1. KAN: Kolmogorov–Arnold Networks Method

Before we enter into the paper details we see the title and author of the paper.

Research paper about “Kolmogorov-Arnold Networks” (KAN), a topic related to a specific type of neural network or mathematical model. The authors of the paper from the institutions such as MIT, Caltech, and Northeastern University. This is a recent and possibly cutting-edge study in the field of artificial intelligence or computational mathematics.

In this paper we see methods comparison mainly with the Multi-layer Perceptrons (MLPs) so I thought of including a basics things about MLP.

What is MLP approach?

Model – The Figure below shows a basic representation of an MLP, which consists of layers of nodes (neurons) connected by edges. Each edge has a learnable weight, and each node applies a fixed activation function.

Universal Approximation Theorem – This theorem is highlighted, stating that MLPs can approximate any continuous function given enough neurons in the hidden layers.

Formulas – Two formulas are presented:
- Shallow Formula: Represents a single hidden layer MLP where f(x) ≈ ∑(w_i * x + b_i) with σ as the activation function.
- Deep Formula: Shows the composition of multiple layers in an MLP: MLP(x) = (W₃∘σ₂∘W₂∘σ₁∘W₁)(x), illustrating how inputs x are transformed through layers by alternating linear transformations (W matrices) and fixed nonlinear activations (σ).

What is KAN approach?

Now we will see what is novel approach published two weeks before, which is aim of this post:

Kolmogorov-Arnold Representation Theorem:
- States that any continuous function can be represented through a combination of simpler, continuous functions.
- The formula provided, shows how a complex function can be decomposed into a series of operations involving simpler functions.

Structure of the Network:
- Diagram (b): Displays the structure of KAN, where each edge has a learnable activation function and each node performs a summation of its inputs.
- Diagram (d): Breaks down the network into three layers (Φ₁,Φ₂,Φ₃), where each layer processes the outputs of the previous layer through nonlinear, learnable functions.

KAN(x) Equation:
- 𝐾𝐴𝑁(𝑥)=(Φ₃∘Φ₂∘Φ₁)(x) describes how an input 𝑥 is transformed sequentially by three layers, with each layer applying a specific transformation and passing the result to the next.

KAN Approach:
- KAN is proposed as an alternative to traditional multi-layer perceptrons, which typically use fixed activation functions.
- Learnable Activation Functions: Unlike MLPs, KANs incorporate activation functions on the edges that are adaptable, allowing the network to learn more flexible representations.
- Elimination of Linear Weights: KANs do not use linear weights. Instead, they use univariate functions parameterized as splines to model relationships, offering potentially greater flexibility and control over the model’s behavior.

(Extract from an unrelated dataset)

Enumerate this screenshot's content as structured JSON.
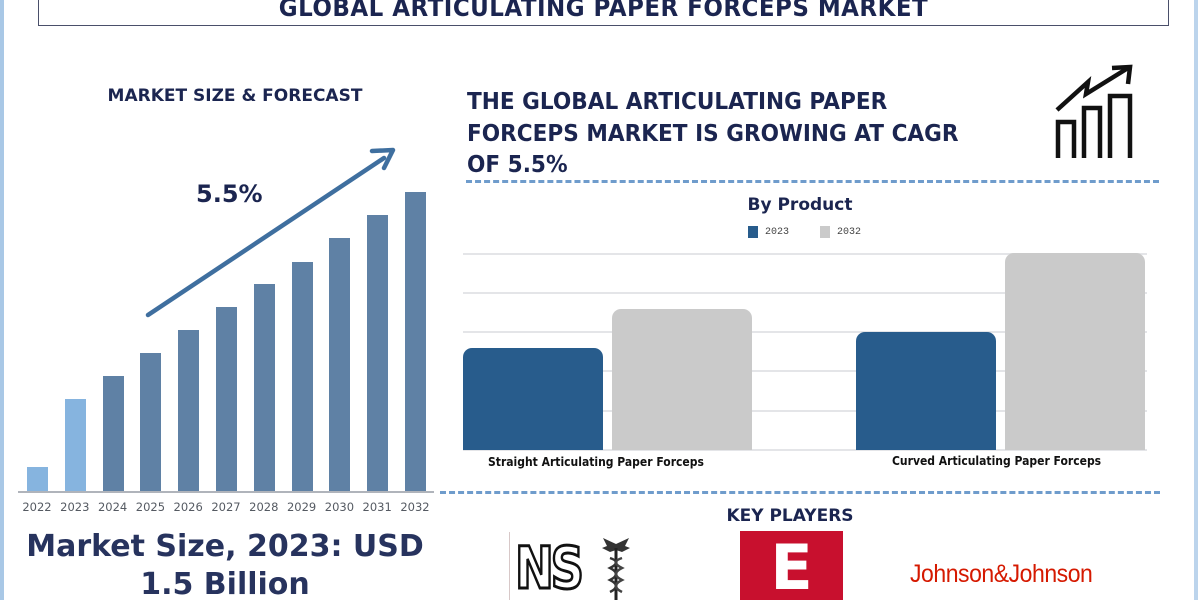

Authors: Kolmogorov–Arnold Networks

Scientist, Andrey Kolmogorov contributed foundational theories in the function space, mainly a representation theorem that tells any multivariate continuous function can be represented as a superposition of continuous functions of one variable.

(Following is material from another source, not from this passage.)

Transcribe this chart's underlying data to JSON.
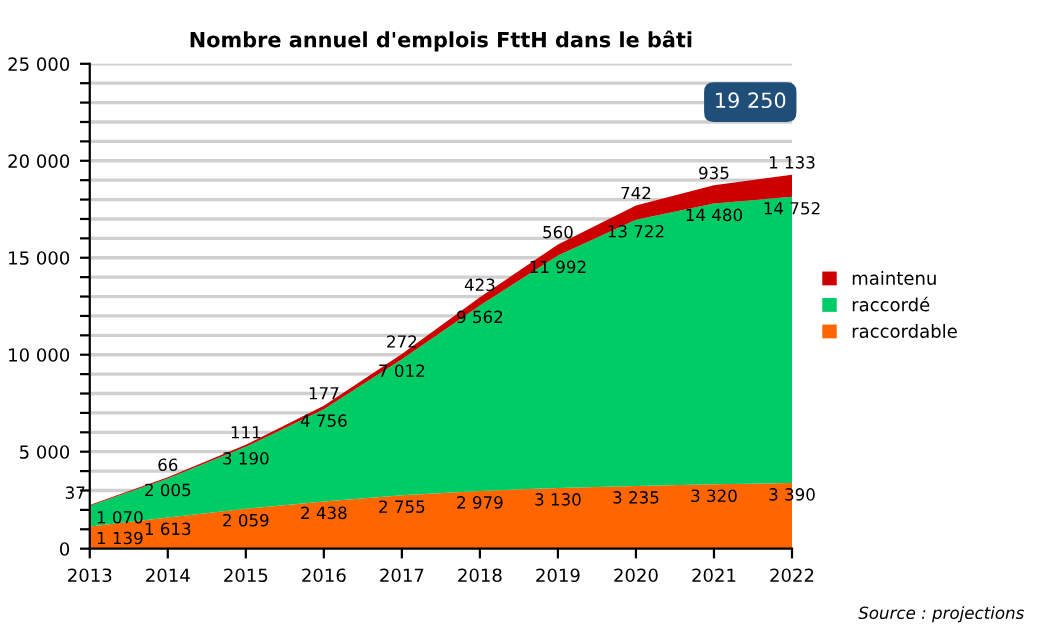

Scientist, Vladimir Arnold extended Kolmogorov’s work, contributed further to understand of these function approximations, mainly in how these functions interact in complex systems.

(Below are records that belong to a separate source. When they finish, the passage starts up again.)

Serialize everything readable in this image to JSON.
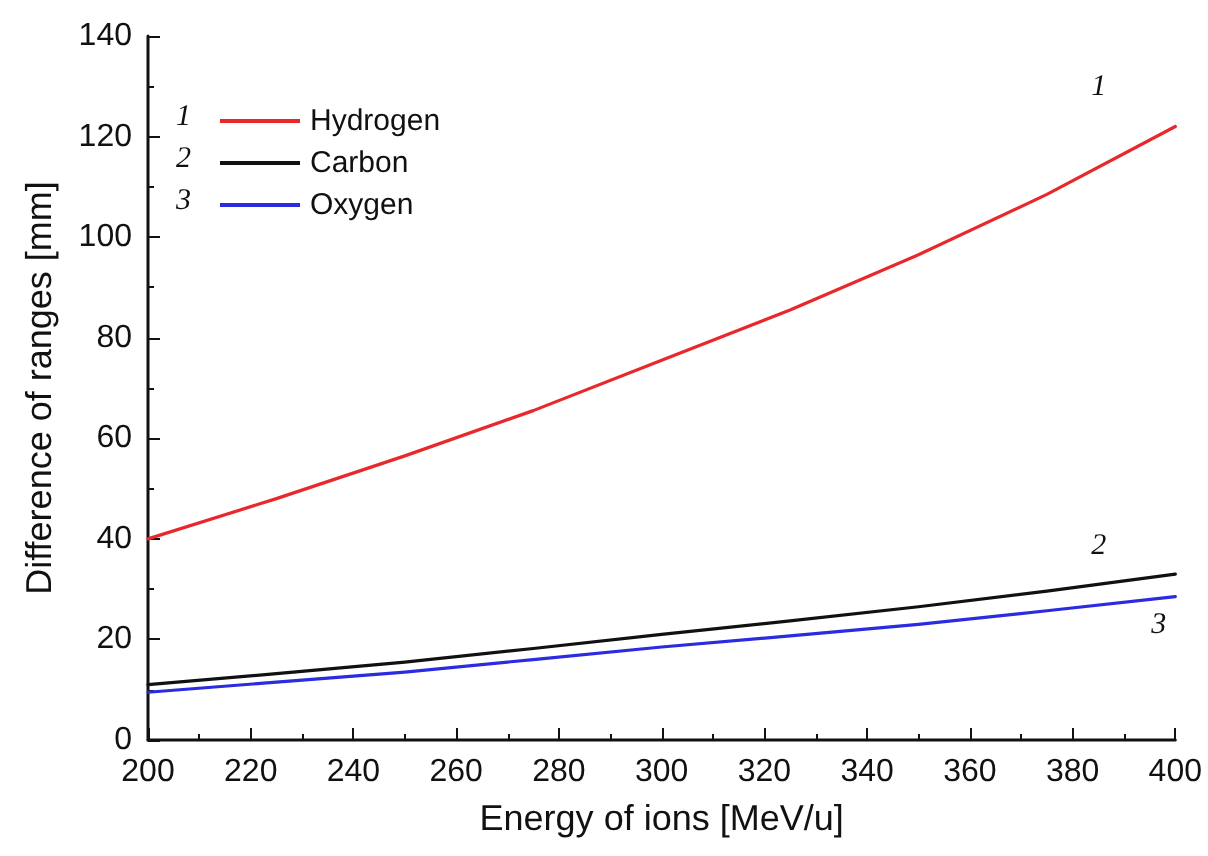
{
  "chart_data": {
    "type": "line",
    "xlabel": "Energy of ions [MeV/u]",
    "ylabel": "Difference of ranges [mm]",
    "x": [
      200,
      225,
      250,
      275,
      300,
      325,
      350,
      375,
      400
    ],
    "series": [
      {
        "name": "Hydrogen",
        "color": "#e8282b",
        "values": [
          40,
          48,
          56.5,
          65.5,
          75.5,
          85.5,
          96.5,
          108.5,
          122
        ]
      },
      {
        "name": "Carbon",
        "color": "#111111",
        "values": [
          11,
          13.2,
          15.5,
          18.2,
          21,
          23.7,
          26.5,
          29.6,
          33
        ]
      },
      {
        "name": "Oxygen",
        "color": "#2b2be0",
        "values": [
          9.5,
          11.5,
          13.5,
          16,
          18.5,
          20.7,
          23,
          25.7,
          28.5
        ]
      }
    ],
    "annotations": [
      "1",
      "2",
      "3"
    ],
    "xlim": [
      200,
      400
    ],
    "xticks": [
      200,
      220,
      240,
      260,
      280,
      300,
      320,
      340,
      360,
      380,
      400
    ],
    "ylim": [
      0,
      140
    ],
    "yticks": [
      0,
      20,
      40,
      60,
      80,
      100,
      120,
      140
    ],
    "grid": false,
    "legend": "top left",
    "marker": "none",
    "line_style": "solid"
  }
}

When you combine their theoretical contributions with the architecture of a neural network, which mainly involves nodes (neurons) connected by edges that can process and transmit information via mathematical functions, and you get the KAN model.

Mathematical, Accurate, Interpretable

In here, the paper highlights mathematical basis, accuracy, and interpretability as key strengths of KANs. Also, the study compared KANs with traditional multi-layer perceptrons. KAN shows good performance and efficiency in parameter use. Also, KANs are not just theoretically robust but also highly effective in practical applications.

B-spline activation function

The Figure 2.2 shows a neural network where B-spline functions are used as activation functions. The right side of the figure shows how a single B-spline activation function, represented as 𝜙(𝑥), is composed of a weighted sum of basis splines, 𝐵_𝑖(𝑥). The coefficients, 𝑐𝑖 determine the shape of the B-spline, which can be adjusted to adapt to more detailed data representations by increasing the number of knots and basis functions. This adaptability allows for more precise modeling in the neural network.

Fine-graining spline grids

The Figure 2.3 shows how increasing the grid size in KAN improves their ability to accurately model a complex mathematical function. Additionally, the graphs show a pattern of sharp drops in error when the grid size is increased.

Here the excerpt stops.